Cady: I was trying to find that book, but I would say it’s on this not so beautiful website. It’s www.conciergemedicinetoday.org and that is where I found the title to the book and found some lists of consultants and just my search for information about this style of practice. So that could be for someone who’s interested in just like starting to read and learn about it. That could be a good place to go. And yeah, I would say, I agree with what you two were just saying. I think the most important thing is really learning yourself and your priorities and then figuring out maybe you’re in a unique practice where you really can advocate for yourself and set some parameters, you have thoughtful administration and they have some flexibility and you say, these are my priorities and this is how I feel like they can be met. And maybe it’s that simple. I don’t think that’s the case most places, but there may be places where that’s true. And then, if that can’t be, if you find out where your true values and priorities are and your day-to-day life doesn’t line up with them, then it’s time to look for another option. And take the plunge.

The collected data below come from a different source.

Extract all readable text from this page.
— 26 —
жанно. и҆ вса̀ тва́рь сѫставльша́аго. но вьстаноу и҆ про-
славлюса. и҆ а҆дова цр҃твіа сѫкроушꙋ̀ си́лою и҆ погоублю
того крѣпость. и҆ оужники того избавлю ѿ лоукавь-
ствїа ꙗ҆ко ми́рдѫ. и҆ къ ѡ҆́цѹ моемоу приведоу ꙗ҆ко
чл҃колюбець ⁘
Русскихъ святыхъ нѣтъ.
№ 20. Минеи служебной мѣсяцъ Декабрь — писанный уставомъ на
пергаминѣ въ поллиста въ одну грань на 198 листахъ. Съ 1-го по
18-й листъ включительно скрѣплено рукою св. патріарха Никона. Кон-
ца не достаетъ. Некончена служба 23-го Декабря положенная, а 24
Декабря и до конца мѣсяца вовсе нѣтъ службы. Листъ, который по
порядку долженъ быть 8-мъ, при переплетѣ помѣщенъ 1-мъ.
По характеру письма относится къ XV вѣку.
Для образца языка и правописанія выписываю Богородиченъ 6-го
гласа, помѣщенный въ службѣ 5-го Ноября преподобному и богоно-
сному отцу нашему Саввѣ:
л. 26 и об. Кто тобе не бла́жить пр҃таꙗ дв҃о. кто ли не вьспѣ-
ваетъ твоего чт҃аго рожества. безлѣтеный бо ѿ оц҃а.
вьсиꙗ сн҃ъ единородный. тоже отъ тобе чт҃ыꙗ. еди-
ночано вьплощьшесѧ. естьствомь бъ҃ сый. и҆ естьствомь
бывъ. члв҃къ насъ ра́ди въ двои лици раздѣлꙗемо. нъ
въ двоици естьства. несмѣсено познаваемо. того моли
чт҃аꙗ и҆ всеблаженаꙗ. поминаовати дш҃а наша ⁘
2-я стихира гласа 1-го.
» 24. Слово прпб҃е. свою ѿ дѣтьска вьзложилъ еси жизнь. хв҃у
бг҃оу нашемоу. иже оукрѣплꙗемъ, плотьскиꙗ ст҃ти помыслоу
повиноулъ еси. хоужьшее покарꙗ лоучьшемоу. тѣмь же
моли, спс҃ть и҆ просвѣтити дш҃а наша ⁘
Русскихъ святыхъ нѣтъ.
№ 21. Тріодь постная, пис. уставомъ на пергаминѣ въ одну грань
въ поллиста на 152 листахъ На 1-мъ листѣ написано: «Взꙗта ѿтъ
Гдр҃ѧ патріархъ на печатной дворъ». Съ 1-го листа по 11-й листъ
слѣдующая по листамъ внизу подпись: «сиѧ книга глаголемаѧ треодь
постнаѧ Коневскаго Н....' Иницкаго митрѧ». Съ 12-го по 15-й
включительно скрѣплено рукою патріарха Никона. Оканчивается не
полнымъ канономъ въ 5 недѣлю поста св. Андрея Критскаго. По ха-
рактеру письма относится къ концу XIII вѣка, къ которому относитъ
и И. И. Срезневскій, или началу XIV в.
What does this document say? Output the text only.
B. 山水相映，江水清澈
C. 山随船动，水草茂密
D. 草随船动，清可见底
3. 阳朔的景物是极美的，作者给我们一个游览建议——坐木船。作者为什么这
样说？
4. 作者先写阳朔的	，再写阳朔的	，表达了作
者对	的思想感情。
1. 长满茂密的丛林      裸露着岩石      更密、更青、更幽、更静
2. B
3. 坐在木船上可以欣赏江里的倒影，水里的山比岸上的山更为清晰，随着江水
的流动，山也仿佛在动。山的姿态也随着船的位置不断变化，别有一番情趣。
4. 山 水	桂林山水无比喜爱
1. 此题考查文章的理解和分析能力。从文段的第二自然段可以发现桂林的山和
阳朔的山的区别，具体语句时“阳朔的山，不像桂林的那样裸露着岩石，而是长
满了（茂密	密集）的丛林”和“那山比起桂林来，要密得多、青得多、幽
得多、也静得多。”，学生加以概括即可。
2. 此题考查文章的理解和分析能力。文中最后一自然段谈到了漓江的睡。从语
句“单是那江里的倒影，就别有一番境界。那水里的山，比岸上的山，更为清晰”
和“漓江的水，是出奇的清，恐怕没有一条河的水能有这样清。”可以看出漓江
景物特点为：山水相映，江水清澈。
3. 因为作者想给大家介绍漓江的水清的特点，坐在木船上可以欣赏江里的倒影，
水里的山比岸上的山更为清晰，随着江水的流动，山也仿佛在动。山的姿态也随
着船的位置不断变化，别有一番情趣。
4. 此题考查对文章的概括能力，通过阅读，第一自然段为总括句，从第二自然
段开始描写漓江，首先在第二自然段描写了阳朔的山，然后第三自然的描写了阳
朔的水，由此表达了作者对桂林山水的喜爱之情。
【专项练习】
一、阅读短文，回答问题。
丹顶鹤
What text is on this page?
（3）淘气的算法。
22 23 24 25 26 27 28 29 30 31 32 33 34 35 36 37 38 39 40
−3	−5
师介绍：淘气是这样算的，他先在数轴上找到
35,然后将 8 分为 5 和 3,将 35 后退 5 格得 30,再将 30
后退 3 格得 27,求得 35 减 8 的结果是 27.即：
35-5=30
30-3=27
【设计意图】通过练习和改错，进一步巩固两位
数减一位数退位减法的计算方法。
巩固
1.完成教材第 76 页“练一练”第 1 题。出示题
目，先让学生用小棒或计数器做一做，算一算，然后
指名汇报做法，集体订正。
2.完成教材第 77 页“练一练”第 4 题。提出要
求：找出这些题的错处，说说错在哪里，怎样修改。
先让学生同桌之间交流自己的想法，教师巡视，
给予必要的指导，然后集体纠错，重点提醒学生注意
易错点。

Daniel: Don’t stay in something that’s painful like that where it’s against your overall goals and values. That’s just going to be bad for you.

Cady: Yeah, and as physicians, we know that better than anybody. We see in our patients all the time, how the stress of their day to day life implicates not only their emotional and psychological wellbeing, but legitimately their physical health. And then we also see in our line of work, that things happen that are out of our control with our bodies all the time. And it’s really not worth trudging along day to day in a life that doesn’t feel enjoyable. It’s not giving you meaningful relationships and value because you just, you don’t know what’s going to happen tomorrow. You only get one shot.

Daniel: Well, this has been fun. I’ve enjoyed talking through this and I appreciate you guys sitting down to chat through it with me.

Cady/Ryan: Yeah. Thanks. Yeah. Thanks for taking us back.

Daniel: Yeah. it was fun to see it from my perspective and I didn’t have to sign on the loans.

Cady: Goodness, but it’s worked out.